The Palace of Sans-Souci, illustration by Charles Robinson, 1911 edtion.

Last week, as part of the giveaway, I asked folks to tell me their favorite fairy tale character. One person mentioned the happy prince from Oscar Wilde’s story, a character I had never heard of, so of course I had to read the story.  I really should have been warned that it would make me cry.

The story is from The Happy Prince and Other Tales by Oscar Wilde, first published in May 1888, and you can find all five sotires included in the collection on-line here. The Happy Prince is a statue that stands high over the city. He is covered in gold leaf, has sapphire eyes and holds a sword with a ruby in its hilt. Everyone in the city admires his beauty and happy attitude. A swallow who has put off migrating to Egypt land at the statues feet when he is looking for a safe place to rest and feels drops of rain that he quickly discovers are actually tears. The Happy Prince’s statue holds the spirit of a true prince, who when he was living  Palace of Sans- Souci had known nothing aside from playing, dancing, beauty and joy, but now, trapped in the statue, he sees all the misery and sadness in his city.
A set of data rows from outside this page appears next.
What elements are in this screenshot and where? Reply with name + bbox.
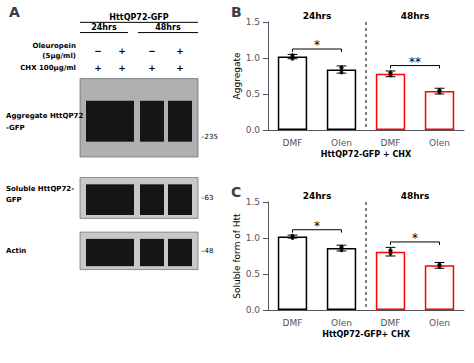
svg-text:B: B	[231, 4, 242, 20]
svg-text:Olen: Olen	[429, 318, 450, 328]
svg-text:(5μg/ml): (5μg/ml)	[42, 52, 76, 60]
svg-text:**: **	[409, 55, 421, 69]
svg-text:1.0: 1.0	[246, 53, 261, 63]
svg-text:+: +	[148, 63, 156, 73]
svg-text:Olen: Olen	[331, 138, 352, 148]
svg-text:48hrs: 48hrs	[401, 11, 430, 21]
svg-text:-GFP: -GFP	[6, 124, 25, 132]
svg-text:HttQP72-GFP+ CHX: HttQP72-GFP+ CHX	[322, 330, 410, 339]
svg-text:HttQP72-GFP: HttQP72-GFP	[109, 13, 168, 22]
svg-text:C: C	[231, 184, 241, 200]
svg-text:24hrs: 24hrs	[303, 11, 332, 21]
svg-text:1.0: 1.0	[246, 233, 261, 243]
svg-text:Aggregate HttQP72: Aggregate HttQP72	[6, 112, 83, 120]
svg-text:+: +	[176, 46, 184, 56]
svg-text:24hrs: 24hrs	[91, 23, 117, 32]
svg-text:DMF: DMF	[381, 138, 401, 148]
svg-text:−: −	[148, 46, 156, 56]
svg-text:*: *	[314, 219, 320, 233]
svg-text:0.0: 0.0	[246, 125, 261, 135]
svg-text:+: +	[176, 63, 184, 73]
svg-text:HttQP72-GFP + CHX: HttQP72-GFP + CHX	[321, 150, 412, 159]
svg-text:–235: –235	[201, 133, 218, 141]
svg-text:Olen: Olen	[331, 318, 352, 328]
svg-text:Oleuropein: Oleuropein	[33, 42, 77, 50]
svg-text:24hrs: 24hrs	[303, 191, 332, 201]
svg-text:*: *	[314, 38, 320, 52]
svg-text:DMF: DMF	[283, 318, 303, 328]
svg-text:0.5: 0.5	[246, 89, 260, 99]
svg-text:Olen: Olen	[429, 138, 450, 148]
svg-text:+: +	[118, 63, 126, 73]
svg-text:Aggregate: Aggregate	[232, 52, 242, 99]
svg-text:A: A	[9, 4, 20, 20]
svg-text:–63: –63	[201, 194, 213, 202]
svg-text:*: *	[412, 231, 418, 245]
svg-text:–48: –48	[201, 247, 213, 255]
svg-text:+: +	[118, 46, 126, 56]
svg-text:Actin: Actin	[6, 247, 26, 255]
svg-text:GFP: GFP	[6, 196, 22, 204]
svg-text:DMF: DMF	[283, 138, 303, 148]
svg-text:1.5: 1.5	[246, 17, 260, 27]
svg-text:DMF: DMF	[381, 318, 401, 328]
svg-text:0.5: 0.5	[246, 269, 260, 279]
svg-text:−: −	[94, 46, 102, 56]
svg-text:Soluble form of Htt: Soluble form of Htt	[232, 213, 242, 299]
svg-text:1.5: 1.5	[246, 197, 260, 207]
svg-text:Soluble HttQP72-: Soluble HttQP72-	[6, 185, 74, 193]
svg-text:48hrs: 48hrs	[155, 23, 181, 32]
svg-text:+: +	[94, 63, 102, 73]
svg-text:CHX 100μg/ml: CHX 100μg/ml	[20, 64, 76, 72]
svg-text:0.0: 0.0	[246, 305, 261, 315]
svg-text:48hrs: 48hrs	[401, 191, 430, 201]
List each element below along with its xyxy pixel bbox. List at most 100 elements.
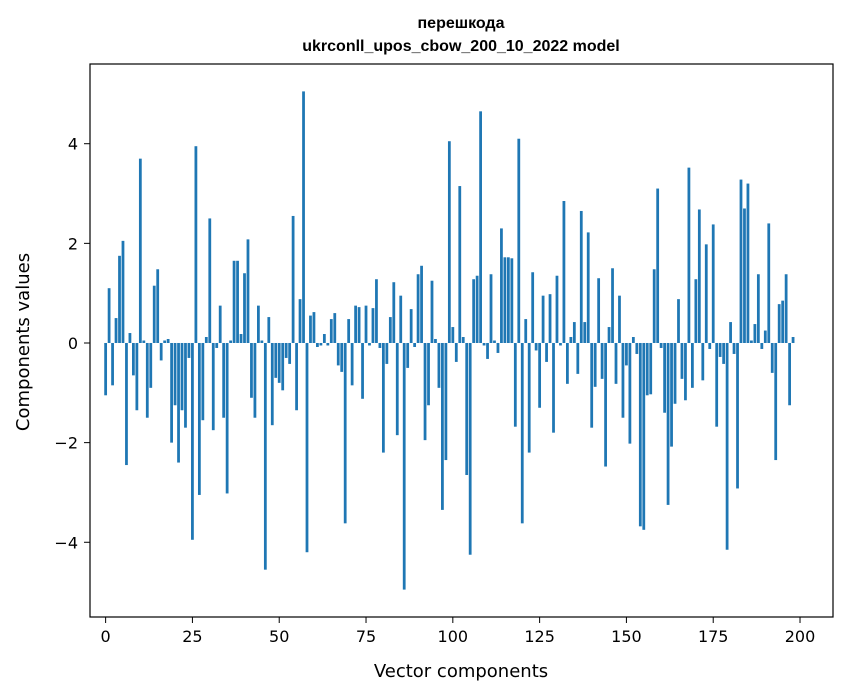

The swallow stays with the statue, even though it gets colder and colder, delivering the gems and gold leave to the poor and needy throughout the city as the happy prince directs. The bird tells the prince all about exotic Egypt and about what he sees in his flights around the city.

The poor little Swallow grew colder and colder, but he would not leave the Prince, he loved him too well. He picked up crumbs outside the baker’s door when the baker was not looking and tried to keep himself warm by flapping his wings. But at last he knew that he was going to die. He had just strength to fly up to the Prince’s shoulder once more. “Good-bye, dear Prince!” he murmured, “will you let me kiss your hand?”

“I am glad that you are going to Egypt at last, little Swallow,” said the Prince, “you have stayed too long here; but you must kiss me on the lips, for I love you.”

“It is not to Egypt that I am going,” said the Swallow. “I am going to the House of Death. Death is the brother of Sleep, is he not?”

And he kissed the Happy Prince on the lips, and fell down dead at his feet.

At that moment a curious crack sounded inside the statue, as if something had broken. The fact is that the leaden heart had snapped right in two. It certainly was a dreadfully hard frost.

Now I’m crying again. I hate when stories do that to me. Anyway, the town councillors realize how shabby the statue is looking and pull it down. The statue is melted, all except its lead heart which won’t melt, so the workmen throw it into the refuse pile along with the dead bird.

There is a happy ending, though.

“Bring me the two most precious things in the city,” said God to one of His Angels; and the Angel brought Him the leaden heart and the dead bird.

“You have rightly chosen,” said God, “for in my garden of Paradise this little bird shall sing for evermore, and in my city of gold the Happy Prince shall praise me.”

In caring for others, acting unselfishly, both the prince and bird are rewarded in heaven. I can see why Vendea would mention the happy prince as her favorite character. He truly cares and is willing to sacrifice everything he has to help others.

Thursday’s Tales is a weekly event here at Carol’s Notebook. Fairy tales, folktales, tall tales, even re-tellings, I love them all.